Way back when my anxiety started so did my fear and as my anxiety got worse so did the fear. These fears were mostly irrational and some even bordered on the edge of paranoia. It was a combination of the fear and the anxiety that lead to my agoraphobia. And it was my first big leap of faith to seek out therapy and a lot of trust to let someone in. In therapy I even had to learn to have trust in myself. Actually this made me feel like I was flying without a net.
Over the years I worked hard to decrease my fears and increase my trust-this was not an easy task. But then something happened that has made it hard for me to trust. I had a doctor that misdiagnosed me for two years, this was obviously someone I had come to trust. After I made many trips to the ER on my own, I finally was diagnosed with cancer-stage 4 cancer.
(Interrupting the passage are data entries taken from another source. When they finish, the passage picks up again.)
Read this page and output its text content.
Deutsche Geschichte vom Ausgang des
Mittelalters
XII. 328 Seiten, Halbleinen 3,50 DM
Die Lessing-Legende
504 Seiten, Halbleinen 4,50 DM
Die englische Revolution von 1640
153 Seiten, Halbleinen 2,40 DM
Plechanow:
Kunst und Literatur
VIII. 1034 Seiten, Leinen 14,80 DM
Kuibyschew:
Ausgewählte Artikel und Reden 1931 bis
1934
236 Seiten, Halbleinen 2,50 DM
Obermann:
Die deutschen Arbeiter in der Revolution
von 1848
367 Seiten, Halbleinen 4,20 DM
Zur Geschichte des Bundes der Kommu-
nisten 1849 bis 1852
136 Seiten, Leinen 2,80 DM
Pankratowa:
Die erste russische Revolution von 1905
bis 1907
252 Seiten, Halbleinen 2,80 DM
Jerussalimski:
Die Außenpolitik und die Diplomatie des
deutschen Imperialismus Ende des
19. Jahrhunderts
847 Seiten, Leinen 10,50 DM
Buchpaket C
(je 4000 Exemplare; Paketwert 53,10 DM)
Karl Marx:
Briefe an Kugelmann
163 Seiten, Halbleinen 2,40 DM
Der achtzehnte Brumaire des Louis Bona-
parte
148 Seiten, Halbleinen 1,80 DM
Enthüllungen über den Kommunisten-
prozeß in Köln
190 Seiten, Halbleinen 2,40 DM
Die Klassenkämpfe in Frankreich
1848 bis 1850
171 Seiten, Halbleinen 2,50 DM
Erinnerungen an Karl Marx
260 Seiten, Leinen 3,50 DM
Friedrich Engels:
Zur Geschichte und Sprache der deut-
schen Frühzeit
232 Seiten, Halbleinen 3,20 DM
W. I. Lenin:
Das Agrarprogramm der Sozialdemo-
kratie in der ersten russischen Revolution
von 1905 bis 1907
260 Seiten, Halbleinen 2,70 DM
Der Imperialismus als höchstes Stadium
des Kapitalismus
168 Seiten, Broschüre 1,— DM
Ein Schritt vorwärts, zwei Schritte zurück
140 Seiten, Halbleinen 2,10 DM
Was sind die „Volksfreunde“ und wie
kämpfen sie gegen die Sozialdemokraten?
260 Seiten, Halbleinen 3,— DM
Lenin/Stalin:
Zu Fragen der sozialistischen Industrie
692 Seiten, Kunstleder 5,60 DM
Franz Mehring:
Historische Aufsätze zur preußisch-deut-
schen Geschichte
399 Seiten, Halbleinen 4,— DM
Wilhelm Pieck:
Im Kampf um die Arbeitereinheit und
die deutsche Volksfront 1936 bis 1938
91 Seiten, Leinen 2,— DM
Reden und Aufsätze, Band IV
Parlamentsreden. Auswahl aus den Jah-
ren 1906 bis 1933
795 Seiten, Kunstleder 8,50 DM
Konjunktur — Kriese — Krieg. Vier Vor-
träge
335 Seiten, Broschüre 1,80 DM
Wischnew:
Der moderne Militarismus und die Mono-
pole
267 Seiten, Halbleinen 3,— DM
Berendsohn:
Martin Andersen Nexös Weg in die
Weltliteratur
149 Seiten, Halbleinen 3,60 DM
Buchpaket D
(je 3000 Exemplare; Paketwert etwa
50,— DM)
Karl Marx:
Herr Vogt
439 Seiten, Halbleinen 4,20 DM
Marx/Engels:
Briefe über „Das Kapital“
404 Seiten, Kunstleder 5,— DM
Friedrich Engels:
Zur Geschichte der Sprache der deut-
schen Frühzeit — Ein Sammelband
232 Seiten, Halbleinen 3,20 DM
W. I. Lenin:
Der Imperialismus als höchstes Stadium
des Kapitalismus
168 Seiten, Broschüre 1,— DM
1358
This has left me in a very difficult place, having lost trust in doctors at the very time I need doctors the most. It is not easy to face my fear and make a leap of faith to trust a new doctor. Unfortunately having many health issues leaves me in need of many different types of doctors. I have had great success with some and still find myself struggling with others. I believe that this is a long term project, but hopefully it will get better…..sometime.
I wish I had the answers on how to take a successful leap of faith, but I don’t. The one thing I think could help is to set a smaller goal, perhaps a step of faith-not so large, but still moving forward.